How to Wear Florals
One way to ease into the style is by investing in a plant-based print, like Enlist’s short-sleeved shirts in flattering blues and greens. The tonal palettes and over-sized patterns bridge the gap between boring and bold, and would fit seamlessly beneath a classic blazer in navy or ecru (always balance a big print with solid blocks of colour). If a boxy fit feels a little stiff, roll the sleeves up, undo a couple of buttons and throw them on over a white T-shirt to soften the edges. Play up to their retro feel by pairing with a bomber jacket, selvedge denim and lace-up boots.
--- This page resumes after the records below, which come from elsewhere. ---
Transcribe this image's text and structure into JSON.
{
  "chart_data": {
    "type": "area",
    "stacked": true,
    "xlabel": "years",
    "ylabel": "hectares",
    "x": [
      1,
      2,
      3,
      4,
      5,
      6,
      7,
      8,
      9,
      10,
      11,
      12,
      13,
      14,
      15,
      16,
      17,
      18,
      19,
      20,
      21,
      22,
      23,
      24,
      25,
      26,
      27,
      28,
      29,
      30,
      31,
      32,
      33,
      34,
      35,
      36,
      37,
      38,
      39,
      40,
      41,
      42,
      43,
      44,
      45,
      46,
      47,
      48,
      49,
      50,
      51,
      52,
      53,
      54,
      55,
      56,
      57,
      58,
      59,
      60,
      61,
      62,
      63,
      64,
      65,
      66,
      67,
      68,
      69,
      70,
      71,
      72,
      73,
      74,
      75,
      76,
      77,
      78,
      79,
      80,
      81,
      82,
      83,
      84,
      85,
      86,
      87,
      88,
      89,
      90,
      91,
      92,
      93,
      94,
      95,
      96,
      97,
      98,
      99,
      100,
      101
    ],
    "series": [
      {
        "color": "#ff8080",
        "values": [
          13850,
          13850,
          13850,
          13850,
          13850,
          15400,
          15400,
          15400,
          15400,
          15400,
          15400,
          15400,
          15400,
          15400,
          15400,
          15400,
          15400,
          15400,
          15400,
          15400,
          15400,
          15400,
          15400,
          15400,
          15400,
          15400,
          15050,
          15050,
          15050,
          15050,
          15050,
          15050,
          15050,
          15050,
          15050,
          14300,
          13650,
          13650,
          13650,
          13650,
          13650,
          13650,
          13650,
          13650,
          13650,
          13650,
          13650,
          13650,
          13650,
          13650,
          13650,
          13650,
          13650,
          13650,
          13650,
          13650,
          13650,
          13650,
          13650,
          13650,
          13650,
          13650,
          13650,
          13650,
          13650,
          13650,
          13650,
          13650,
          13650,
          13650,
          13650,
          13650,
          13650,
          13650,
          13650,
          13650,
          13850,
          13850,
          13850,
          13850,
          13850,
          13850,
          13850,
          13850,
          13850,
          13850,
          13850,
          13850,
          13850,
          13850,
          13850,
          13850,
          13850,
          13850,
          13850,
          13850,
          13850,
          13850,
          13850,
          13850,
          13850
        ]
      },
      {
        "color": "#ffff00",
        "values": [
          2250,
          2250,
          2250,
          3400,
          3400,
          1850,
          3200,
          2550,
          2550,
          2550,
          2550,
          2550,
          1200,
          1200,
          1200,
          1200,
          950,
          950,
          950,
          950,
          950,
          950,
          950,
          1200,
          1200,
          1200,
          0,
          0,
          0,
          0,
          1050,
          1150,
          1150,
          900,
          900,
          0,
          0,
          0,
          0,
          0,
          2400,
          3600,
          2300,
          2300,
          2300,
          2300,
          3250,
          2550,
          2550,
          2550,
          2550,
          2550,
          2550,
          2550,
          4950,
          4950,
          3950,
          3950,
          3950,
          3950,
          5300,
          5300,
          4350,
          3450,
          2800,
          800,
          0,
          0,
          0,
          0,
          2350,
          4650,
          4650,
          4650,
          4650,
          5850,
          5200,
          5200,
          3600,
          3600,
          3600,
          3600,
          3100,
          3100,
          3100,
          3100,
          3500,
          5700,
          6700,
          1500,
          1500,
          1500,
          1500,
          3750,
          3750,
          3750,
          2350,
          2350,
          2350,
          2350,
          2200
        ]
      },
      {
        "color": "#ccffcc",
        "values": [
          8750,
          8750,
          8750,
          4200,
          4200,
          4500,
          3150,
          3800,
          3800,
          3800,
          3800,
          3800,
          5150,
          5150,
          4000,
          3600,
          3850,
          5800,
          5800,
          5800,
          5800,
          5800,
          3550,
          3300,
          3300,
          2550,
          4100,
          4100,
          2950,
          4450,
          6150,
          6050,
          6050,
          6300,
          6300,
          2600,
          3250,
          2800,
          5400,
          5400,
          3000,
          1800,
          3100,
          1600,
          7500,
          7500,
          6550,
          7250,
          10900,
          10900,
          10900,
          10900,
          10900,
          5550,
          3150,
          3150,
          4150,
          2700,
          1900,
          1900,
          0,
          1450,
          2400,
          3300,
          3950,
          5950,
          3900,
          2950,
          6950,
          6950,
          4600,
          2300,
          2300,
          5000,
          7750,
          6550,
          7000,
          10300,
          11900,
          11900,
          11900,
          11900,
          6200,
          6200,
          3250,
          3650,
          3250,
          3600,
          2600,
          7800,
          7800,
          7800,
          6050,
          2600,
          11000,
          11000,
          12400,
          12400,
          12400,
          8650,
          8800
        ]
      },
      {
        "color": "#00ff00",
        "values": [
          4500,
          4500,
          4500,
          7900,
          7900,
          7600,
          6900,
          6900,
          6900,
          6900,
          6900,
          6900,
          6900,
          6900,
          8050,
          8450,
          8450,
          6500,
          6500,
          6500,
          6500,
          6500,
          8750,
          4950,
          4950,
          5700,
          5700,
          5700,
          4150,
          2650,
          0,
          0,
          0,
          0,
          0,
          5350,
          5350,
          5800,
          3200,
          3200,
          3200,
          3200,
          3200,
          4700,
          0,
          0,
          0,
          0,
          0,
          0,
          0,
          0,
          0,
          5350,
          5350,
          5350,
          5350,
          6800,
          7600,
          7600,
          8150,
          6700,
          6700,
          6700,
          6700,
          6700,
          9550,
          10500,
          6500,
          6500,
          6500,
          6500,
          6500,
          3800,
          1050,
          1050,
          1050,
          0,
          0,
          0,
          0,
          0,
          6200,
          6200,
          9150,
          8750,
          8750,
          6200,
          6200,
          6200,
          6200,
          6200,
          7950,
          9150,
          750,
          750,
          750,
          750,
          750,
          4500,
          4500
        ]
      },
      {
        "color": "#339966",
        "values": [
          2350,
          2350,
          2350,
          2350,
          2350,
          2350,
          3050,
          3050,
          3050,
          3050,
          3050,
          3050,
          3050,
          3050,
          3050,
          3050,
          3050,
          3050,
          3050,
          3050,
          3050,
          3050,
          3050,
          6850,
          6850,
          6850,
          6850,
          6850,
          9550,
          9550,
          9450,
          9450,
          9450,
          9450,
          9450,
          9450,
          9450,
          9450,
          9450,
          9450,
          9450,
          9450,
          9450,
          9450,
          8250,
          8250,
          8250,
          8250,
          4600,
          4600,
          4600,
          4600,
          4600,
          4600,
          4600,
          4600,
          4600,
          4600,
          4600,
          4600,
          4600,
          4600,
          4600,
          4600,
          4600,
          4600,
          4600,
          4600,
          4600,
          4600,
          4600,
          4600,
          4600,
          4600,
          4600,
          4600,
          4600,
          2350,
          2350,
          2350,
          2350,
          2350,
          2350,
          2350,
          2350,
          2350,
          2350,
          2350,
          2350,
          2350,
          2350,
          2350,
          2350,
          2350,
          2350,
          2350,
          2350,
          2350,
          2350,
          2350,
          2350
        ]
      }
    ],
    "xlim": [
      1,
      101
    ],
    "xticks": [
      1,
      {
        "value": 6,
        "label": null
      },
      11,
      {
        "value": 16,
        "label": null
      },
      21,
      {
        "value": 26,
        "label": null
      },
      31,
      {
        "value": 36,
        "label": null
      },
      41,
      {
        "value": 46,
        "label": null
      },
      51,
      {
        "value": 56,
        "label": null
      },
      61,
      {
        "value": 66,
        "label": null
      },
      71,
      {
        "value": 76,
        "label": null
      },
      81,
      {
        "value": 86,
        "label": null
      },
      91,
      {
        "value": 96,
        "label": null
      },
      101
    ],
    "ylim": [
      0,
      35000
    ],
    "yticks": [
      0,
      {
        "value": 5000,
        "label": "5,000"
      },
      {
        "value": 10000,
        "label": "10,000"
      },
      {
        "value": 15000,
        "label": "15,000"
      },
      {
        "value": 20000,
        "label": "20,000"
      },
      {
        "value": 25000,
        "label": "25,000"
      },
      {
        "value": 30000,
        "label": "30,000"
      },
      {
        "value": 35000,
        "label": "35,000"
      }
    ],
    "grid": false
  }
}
Cobain’s dress and Di Caprio’s shirt sit at the more extreme end of the spectrum, so if they feel a little out of your comfort zone or simply too casual for your nine-to-five, seek out accessories to get your garden on. Neckties are by far the easiest place to start, and there aren't many who do printed ties better than British brands Turnbull & Asser and Drake’s. Pick a colour from the print and match it with other details in your outfit like your socks or pocket square, and don’t wear more than one floral at once (unless you’re Paul McCartney). Quality fabric will make all the difference in how well your florals look and last, as it will affect colour strength and design accuracy.While a floral tie is perfectly fine for business attire, a floral shirt tends to be more suited to informal settings, so avoid pinstripes over petals. As Kurt Cobain told music title Melody Maker, “there’s nothing more comfortable than a cosy flower pattern,” so embrace them for summer soirees, city breaks and the beach. Cordone 1956’s micro-florals bring a sophisticated, grown-up finish to a pair of shorts and Calabrese 1924’s tropical trunks are pure unadulterated fun – which is, after all, exactly what florals are all about.